Aku beranjak, mengambil kunci motor dan menoleh ke arah Dhafa.
“Jadi kuliahnya pak Mario…?” aku mengejek.
Dhafa mengambil tasnya dan roti isi di atas meja, kemudian menyusulku ke garasi. Tempat favoritku saat ia tidak dirumah.
Sebenarnya hari ini Dhafa tidak ada jadwal kuliah, tetapi demi pujaan hatinya Dhafa rela menjadi penumpang gelap di kelas. Dengan sumringah Dhafa melangkah ke kelas kontras denganku yang berjalan dengan wajah cemberut dengan seribu masalah di otakku seakan akhir dari hidupku yang kudatangi.
Akhirnya yang ditunggu datang juga dan kelas dimulai. Dosen yang cantik dimakan usia dengan kebiasaannya memakan manusia mulai berceramah didepan kelas. Seperti biasa, beliau menjelaskan seakan-akan rencananya kali ini akan berhasil mengusir tentara Israel dari Palestina tapi bagiku beliau seperti bercengkrama dengan papan tulis dan spidol hitam seakan sudah beberapa tahun mereka tidak bertemu dan sekarang papan tulis dan spidol telah menikah dan mempunyai anak.
Jelas saja, aku Dhafa dan cinta matinya duduk dibelakang, Hanna sibuk membaca buku tebal tentang Fisika Kuantum karangan J. K. Rowling, Dhafa sibuk membaca ekspresi wajah Hanna yang serius membaca, dan aku tentunya sibuk mencatat senyum manis wajah cantik Dhafa di bukuku.

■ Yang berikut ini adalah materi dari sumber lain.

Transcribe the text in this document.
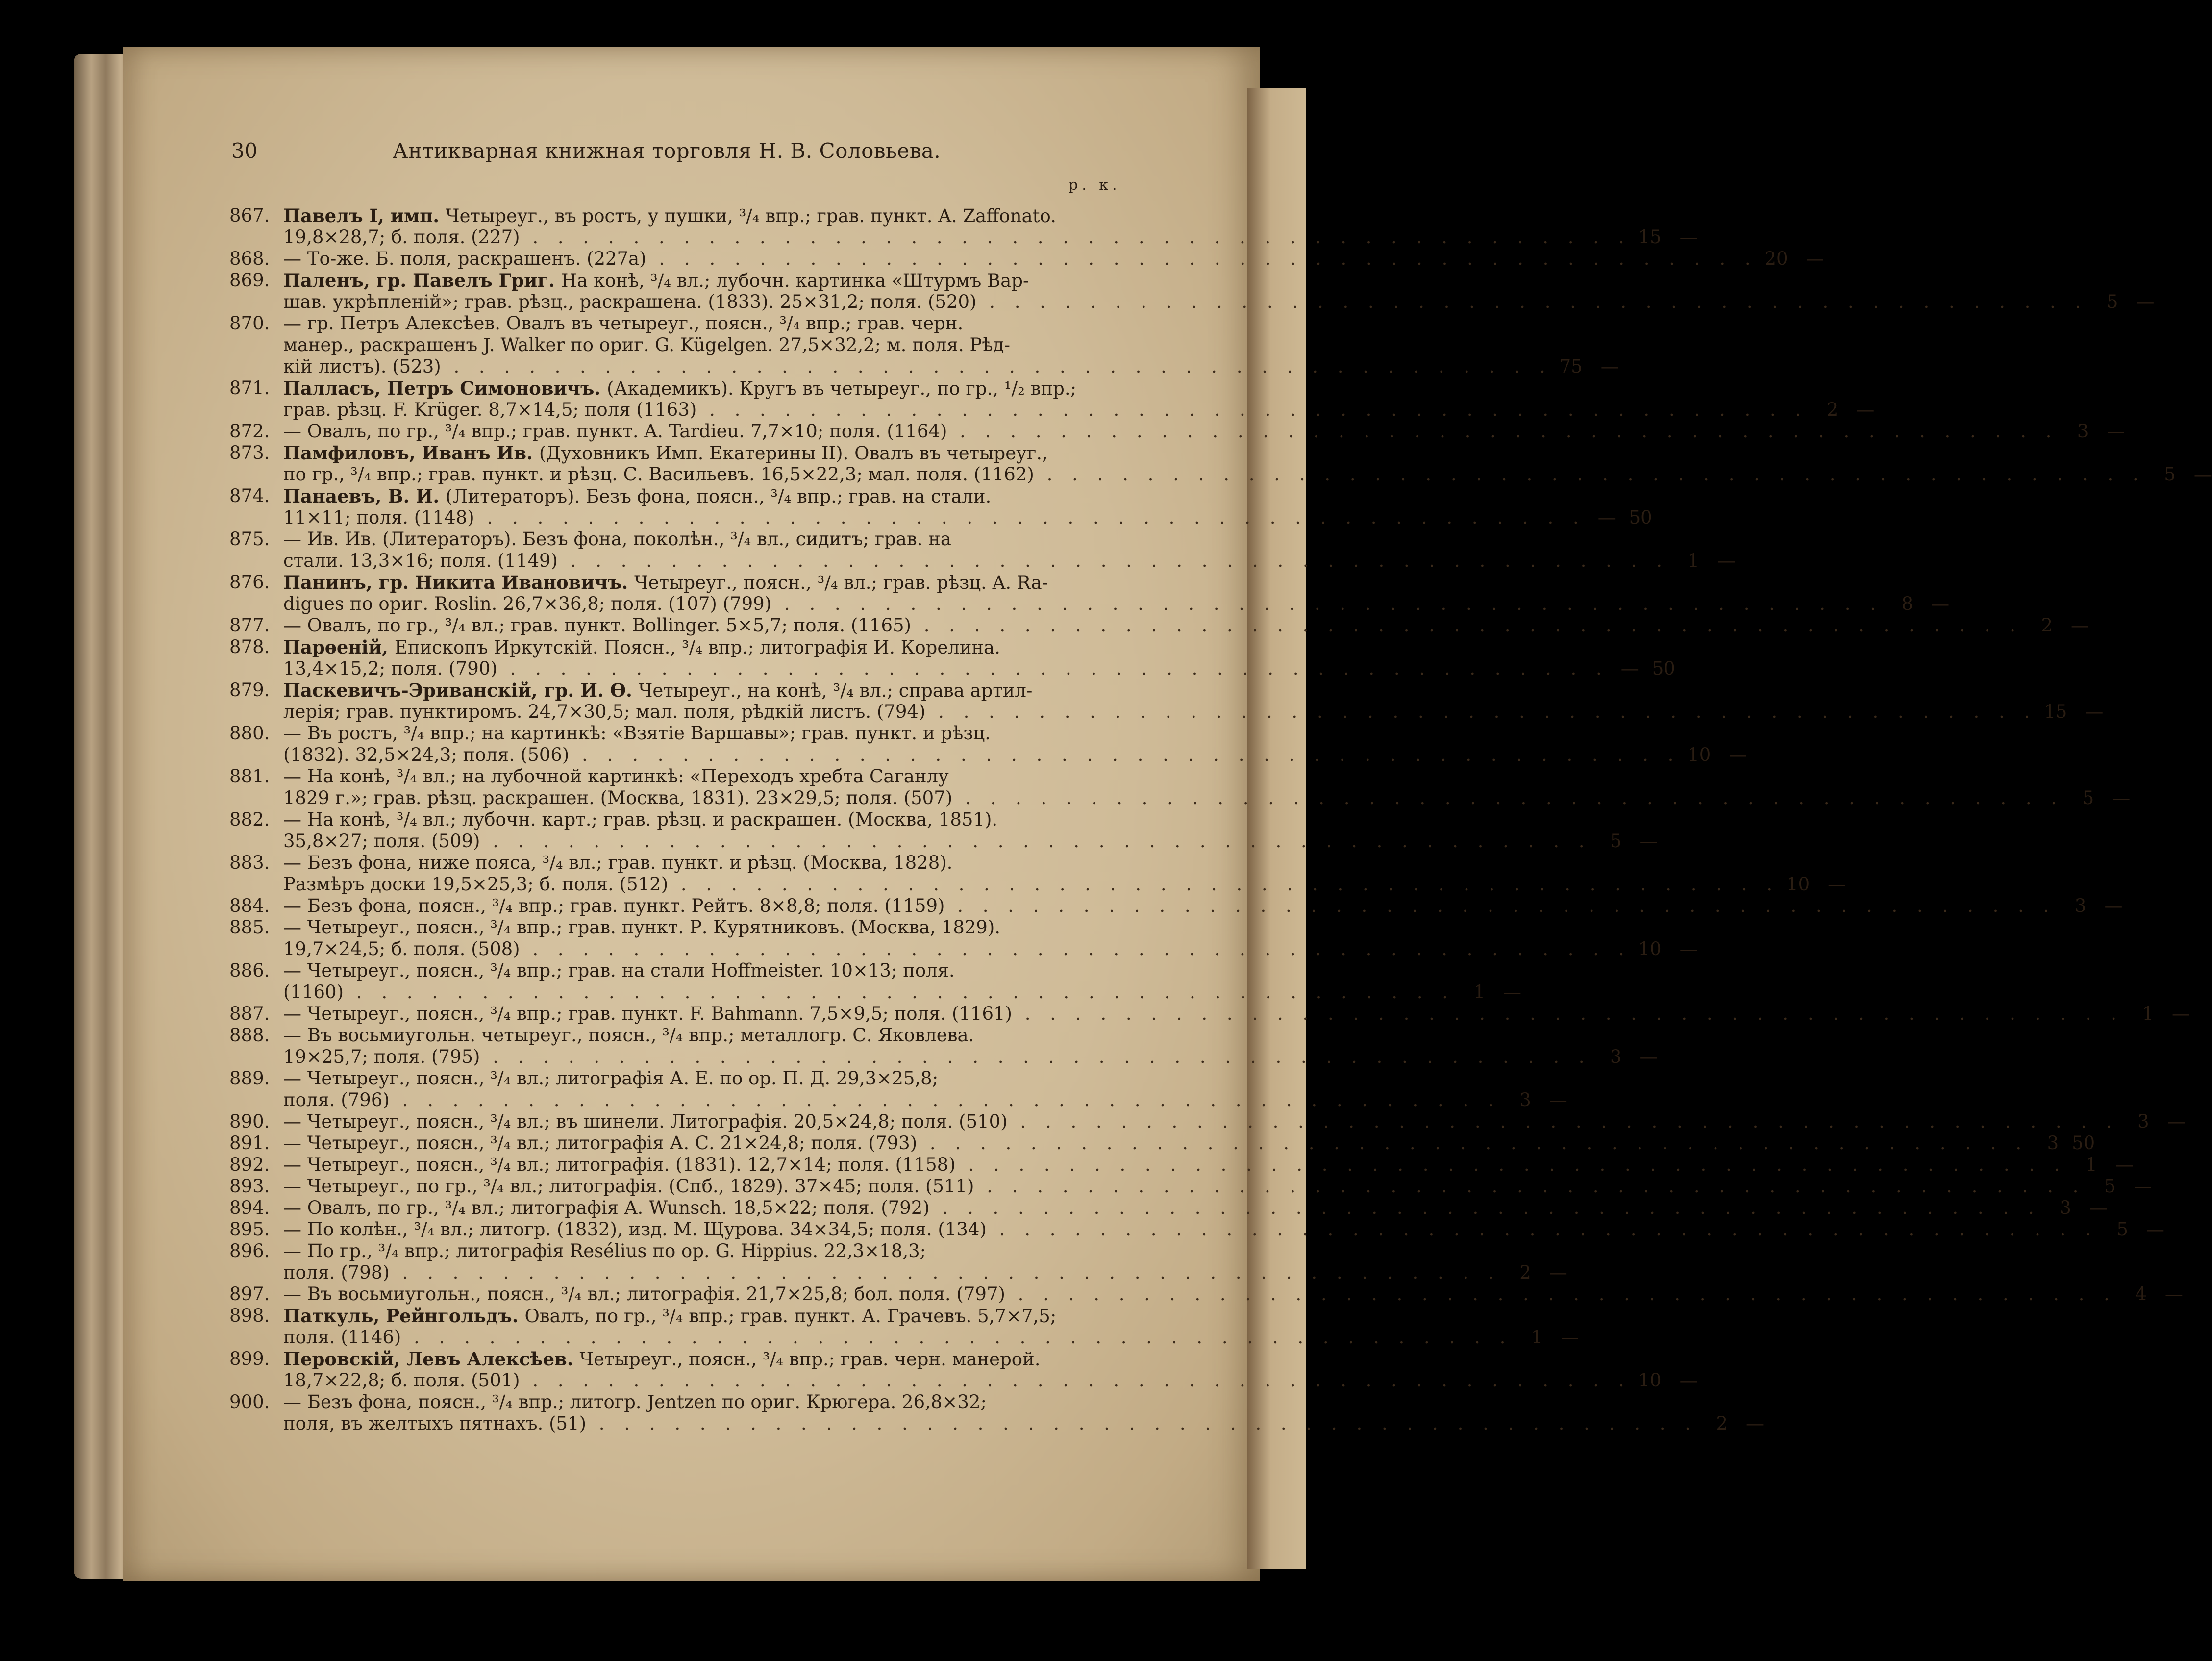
30	Антикварная книжная торговля Н. В. Соловьева.
р. к.
867. Павелъ I, имп. Четыреуг., въ ростъ, у пушки, ³/₄ впр.; грав. пункт. A. Zaffonato.
19,8×28,7; б. поля. (227) . . . . . . . . . . . . . . . . . . . . . . . . . . . . . . . . . . . . . . . . . . . . 15	—
868. — То-же. Б. поля, раскрашенъ. (227а) . . . . . . . . . . . . . . . . . . . . . . . . . . . . . . . . . . . . . . . . . . . . 20	—
869. Паленъ, гр. Павелъ Григ. На конѣ, ³/₄ вл.; лубочн. картинка «Штурмъ Вар-
шав. укрѣпленій»; грав. рѣзц., раскрашена. (1833). 25×31,2; поля. (520) . . . . . . . . . . . . . . . . . . . . . . . . . . . . . . . . . . . . . . . . . . . .	5	—
870. — гр. Петръ Алексѣев. Овалъ въ четыреуг., поясн., ³/₄ впр.; грав. черн.
манер., раскрашенъ J. Walker по ориг. G. Kügelgen. 27,5×32,2; м. поля. Рѣд-
кій листъ). (523) . . . . . . . . . . . . . . . . . . . . . . . . . . . . . . . . . . . . . . . . . . . . 75	—
871. Палласъ, Петръ Симоновичъ. (Академикъ). Кругъ въ четыреуг., по гр., ¹/₂ впр.;
грав. рѣзц. F. Krüger. 8,7×14,5; поля (1163) . . . . . . . . . . . . . . . . . . . . . . . . . . . . . . . . . . . . . . . . . . . .	2	—
872. — Овалъ, по гр., ³/₄ впр.; грав. пункт. A. Tardieu. 7,7×10; поля. (1164) . . . . . . . . . . . . . . . . . . . . . . . . . . . . . . . . . . . . . . . . . . . .	3	—
873. Памфиловъ, Иванъ Ив. (Духовникъ Имп. Екатерины II). Овалъ въ четыреуг.,
по гр., ³/₄ впр.; грав. пункт. и рѣзц. С. Васильевъ. 16,5×22,3; мал. поля. (1162) . . . . . . . . . . . . . . . . . . . . . . . . . . . . . . . . . . . . . . . . . . . .	5	—
874. Панаевъ, В. И. (Литераторъ). Безъ фона, поясн., ³/₄ впр.; грав. на стали.
11×11; поля. (1148) . . . . . . . . . . . . . . . . . . . . . . . . . . . . . . . . . . . . . . . . . . . . — 50
875. — Ив. Ив. (Литераторъ). Безъ фона, поколѣн., ³/₄ вл., сидитъ; грав. на
стали. 13,3×16; поля. (1149) . . . . . . . . . . . . . . . . . . . . . . . . . . . . . . . . . . . . . . . . . . . .	1	—
876. Панинъ, гр. Никита Ивановичъ. Четыреуг., поясн., ³/₄ вл.; грав. рѣзц. A. Ra-
digues по ориг. Roslin. 26,7×36,8; поля. (107) (799) . . . . . . . . . . . . . . . . . . . . . . . . . . . . . . . . . . . . . . . . . . . .	8	—
877. — Овалъ, по гр., ³/₄ вл.; грав. пункт. Bollinger. 5×5,7; поля. (1165) . . . . . . . . . . . . . . . . . . . . . . . . . . . . . . . . . . . . . . . . . . . .	2	—
878. Парѳеній, Епископъ Иркутскій. Поясн., ³/₄ впр.; литографія И. Корелина.
13,4×15,2; поля. (790) . . . . . . . . . . . . . . . . . . . . . . . . . . . . . . . . . . . . . . . . . . . . — 50
879. Паскевичъ-Эриванскій, гр. И. Ѳ. Четыреуг., на конѣ, ³/₄ вл.; справа артил-
лерія; грав. пунктиромъ. 24,7×30,5; мал. поля, рѣдкій листъ. (794) . . . . . . . . . . . . . . . . . . . . . . . . . . . . . . . . . . . . . . . . . . . . 15	—
880. — Въ ростъ, ³/₄ впр.; на картинкѣ: «Взятіе Варшавы»; грав. пункт. и рѣзц.
(1832). 32,5×24,3; поля. (506) . . . . . . . . . . . . . . . . . . . . . . . . . . . . . . . . . . . . . . . . . . . . 10	—
881. — На конѣ, ³/₄ вл.; на лубочной картинкѣ: «Переходъ хребта Саганлу
1829 г.»; грав. рѣзц. раскрашен. (Москва, 1831). 23×29,5; поля. (507) . . . . . . . . . . . . . . . . . . . . . . . . . . . . . . . . . . . . . . . . . . . .	5	—
882. — На конѣ, ³/₄ вл.; лубочн. карт.; грав. рѣзц. и раскрашен. (Москва, 1851).
35,8×27; поля. (509) . . . . . . . . . . . . . . . . . . . . . . . . . . . . . . . . . . . . . . . . . . . .	5	—
883. — Безъ фона, ниже пояса, ³/₄ вл.; грав. пункт. и рѣзц. (Москва, 1828).
Размѣръ доски 19,5×25,3; б. поля. (512) . . . . . . . . . . . . . . . . . . . . . . . . . . . . . . . . . . . . . . . . . . . . 10	—
884. — Безъ фона, поясн., ³/₄ впр.; грав. пункт. Рейтъ. 8×8,8; поля. (1159) . . . . . . . . . . . . . . . . . . . . . . . . . . . . . . . . . . . . . . . . . . . .	3	—
885. — Четыреуг., поясн., ³/₄ впр.; грав. пункт. Р. Курятниковъ. (Москва, 1829).
19,7×24,5; б. поля. (508) . . . . . . . . . . . . . . . . . . . . . . . . . . . . . . . . . . . . . . . . . . . . 10	—
886. — Четыреуг., поясн., ³/₄ впр.; грав. на стали Hoffmeister. 10×13; поля.
(1160) . . . . . . . . . . . . . . . . . . . . . . . . . . . . . . . . . . . . . . . . . . . .	1	—
887. — Четыреуг., поясн., ³/₄ впр.; грав. пункт. F. Bahmann. 7,5×9,5; поля. (1161) . . . . . . . . . . . . . . . . . . . . . . . . . . . . . . . . . . . . . . . . . . . .	1	—
888. — Въ восьмиугольн. четыреуг., поясн., ³/₄ впр.; металлогр. С. Яковлева.
19×25,7; поля. (795) . . . . . . . . . . . . . . . . . . . . . . . . . . . . . . . . . . . . . . . . . . . .	3	—
889. — Четыреуг., поясн., ³/₄ вл.; литографія А. Е. по ор. П. Д. 29,3×25,8;
поля. (796) . . . . . . . . . . . . . . . . . . . . . . . . . . . . . . . . . . . . . . . . . . . .	3	—
890. — Четыреуг., поясн., ³/₄ вл.; въ шинели. Литографія. 20,5×24,8; поля. (510) . . . . . . . . . . . . . . . . . . . . . . . . . . . . . . . . . . . . . . . . . . . .	3	—
891. — Четыреуг., поясн., ³/₄ вл.; литографія А. С. 21×24,8; поля. (793) . . . . . . . . . . . . . . . . . . . . . . . . . . . . . . . . . . . . . . . . . . . .	3 50
892. — Четыреуг., поясн., ³/₄ вл.; литографія. (1831). 12,7×14; поля. (1158) . . . . . . . . . . . . . . . . . . . . . . . . . . . . . . . . . . . . . . . . . . . .	1	—
893. — Четыреуг., по гр., ³/₄ вл.; литографія. (Спб., 1829). 37×45; поля. (511) . . . . . . . . . . . . . . . . . . . . . . . . . . . . . . . . . . . . . . . . . . . .	5	—
894. — Овалъ, по гр., ³/₄ вл.; литографія A. Wunsch. 18,5×22; поля. (792) . . . . . . . . . . . . . . . . . . . . . . . . . . . . . . . . . . . . . . . . . . . .	3	—
895. — По колѣн., ³/₄ вл.; литогр. (1832), изд. М. Щурова. 34×34,5; поля. (134) . . . . . . . . . . . . . . . . . . . . . . . . . . . . . . . . . . . . . . . . . . . .	5	—
896. — По гр., ³/₄ впр.; литографія Resélius по ор. G. Hippius. 22,3×18,3;
поля. (798) . . . . . . . . . . . . . . . . . . . . . . . . . . . . . . . . . . . . . . . . . . . .	2	—
897. — Въ восьмиугольн., поясн., ³/₄ вл.; литографія. 21,7×25,8; бол. поля. (797) . . . . . . . . . . . . . . . . . . . . . . . . . . . . . . . . . . . . . . . . . . . .	4	—
898. Паткуль, Рейнгольдъ. Овалъ, по гр., ³/₄ впр.; грав. пункт. А. Грачевъ. 5,7×7,5;
поля. (1146) . . . . . . . . . . . . . . . . . . . . . . . . . . . . . . . . . . . . . . . . . . . .	1	—
899. Перовскій, Левъ Алексѣев. Четыреуг., поясн., ³/₄ впр.; грав. черн. манерой.
18,7×22,8; б. поля. (501) . . . . . . . . . . . . . . . . . . . . . . . . . . . . . . . . . . . . . . . . . . . . 10	—
900. — Безъ фона, поясн., ³/₄ впр.; литогр. Jentzen по ориг. Крюгера. 26,8×32;
поля, въ желтыхъ пятнахъ. (51) . . . . . . . . . . . . . . . . . . . . . . . . . . . . . . . . . . . . . . . . . . . .	2	—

‘Dev, abis ini kita makan yuk,” Dhafa membuyarkan konsenterasiku bersama Hanna yang tersenyum lebar disampingnya.
Seketika aku menoleh ke depan memperhatikan reuni akbar dosenku dengan papan tulis.
“terserah lah, setidaknya gw nggak perlu masak buat makan siang kan…?’ jawabku singkat meski perasaanku agak beda.
Akhirnya reuni akbar antara dosenku, papan tulis dan spidol selesai. Seperti yang direncanakan sebelumnya, kami makan di luar. Meski agak cemas dengan kondisi kantongku saat ini dan apa yang mungkin direncanakan mereka.
Benar saja, ternyata mereka mengajak Vina, berharap aku akan kembali bersama Vina, setidaknya sebagai sahabat. Entah mengapa nafsu makanku hilang. Aku hanya melihat kearah Dhafa dan menikmati makan siangku lewat mata.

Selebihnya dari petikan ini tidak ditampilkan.